Zehn Prozent gehen nach Niedersachsen, also rund 120 Millionen Euro. Nur zum Vergleich: Die Kommunen des Landes haben bis Ende 2011 einen Schuldenberg aus Kreditmarktschulden und Kassenkrediten von knapp 13 Milliarden Euro angehäuft – die Hilfe der Bundesregierung stellt sich also als sehr relativ heraus.
Vor allem aber: Alle weitergehenden Vereinbarungen über eine Beteiligung des Bundes an den von den Kommunen getragenen Eingliederungshilfen für Behinderte sind Absichtserklärungen – mehr nicht. Erst in der kommenden Legislaturperiode des Bundestages und damit frühestens im Jahr 2014 wird sich zeigen, wie belastbar die Zusicherungen der Bundeskanzlerin sind – immer vorausgesetzt, Angela Merkel ist dann überhaupt noch im Amt.

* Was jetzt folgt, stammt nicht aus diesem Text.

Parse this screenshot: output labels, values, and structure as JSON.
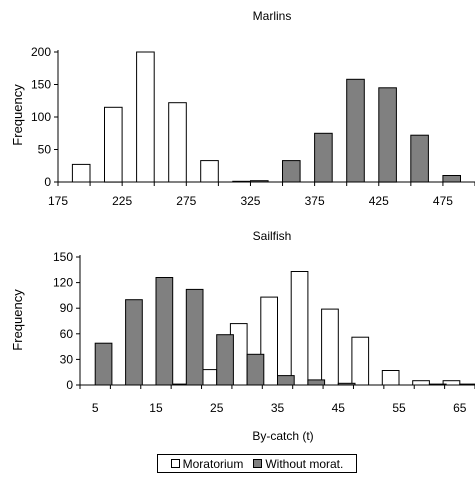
{
  "colors": {
    "moratorium": "#ffffff",
    "without": "#808080",
    "stroke": "#000000"
  },
  "legend": {
    "moratorium_label": "Moratorium",
    "without_label": "Without morat."
  },
  "chart_data": [
    {
      "type": "bar",
      "title": "Marlins",
      "ylabel": "Frequency",
      "xlabel": "",
      "bin_width": 25,
      "xlim": [
        175,
        500
      ],
      "ylim": [
        0,
        200
      ],
      "yticks": [
        0,
        50,
        100,
        150,
        200
      ],
      "xticks": [
        175,
        225,
        275,
        325,
        375,
        425,
        475
      ],
      "series": [
        {
          "name": "Moratorium",
          "x": [
            200,
            225,
            250,
            275,
            300,
            325
          ],
          "values": [
            27,
            115,
            200,
            122,
            33,
            1
          ]
        },
        {
          "name": "Without morat.",
          "x": [
            325,
            350,
            375,
            400,
            425,
            450,
            475
          ],
          "values": [
            2,
            33,
            75,
            158,
            145,
            72,
            10
          ]
        }
      ]
    },
    {
      "type": "bar",
      "title": "Sailfish",
      "ylabel": "Frequency",
      "xlabel": "By-catch (t)",
      "bin_width": 5,
      "xlim": [
        2.5,
        67.5
      ],
      "ylim": [
        0,
        150
      ],
      "yticks": [
        0,
        30,
        60,
        90,
        120,
        150
      ],
      "xticks": [
        5,
        15,
        25,
        35,
        45,
        55,
        65
      ],
      "series": [
        {
          "name": "Moratorium",
          "x": [
            20,
            25,
            30,
            35,
            40,
            45,
            50,
            55,
            60,
            65
          ],
          "values": [
            1,
            18,
            72,
            103,
            133,
            89,
            56,
            17,
            5,
            5
          ]
        },
        {
          "name": "Without morat.",
          "x": [
            5,
            10,
            15,
            20,
            25,
            30,
            35,
            40,
            45,
            50,
            55,
            60,
            65
          ],
          "values": [
            49,
            100,
            126,
            112,
            59,
            36,
            11,
            6,
            2,
            0,
            0,
            1,
            1
          ]
        }
      ]
    }
  ]
}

Und alle Beteiligten gehen bei all ihren Hochrechnungen immer davon aus, dass die Konjunktur nicht einbricht und sich das Rekordhoch bei den Einnahmen fortsetzt.
Und nicht zu vergessen: Trotz dieser Rekordeinnahmen machen alle Ebenen des Staates, also Kommunen, Bundesländer und Bund fleißig weitere Schulden – wir reden beim Fiskalpakt und der Schuldenbremse derzeit lediglich über Ankündigungen, irgendwann in den kommenden fünf bis acht Jahren die Neuverschuldung auf Null zu setzen.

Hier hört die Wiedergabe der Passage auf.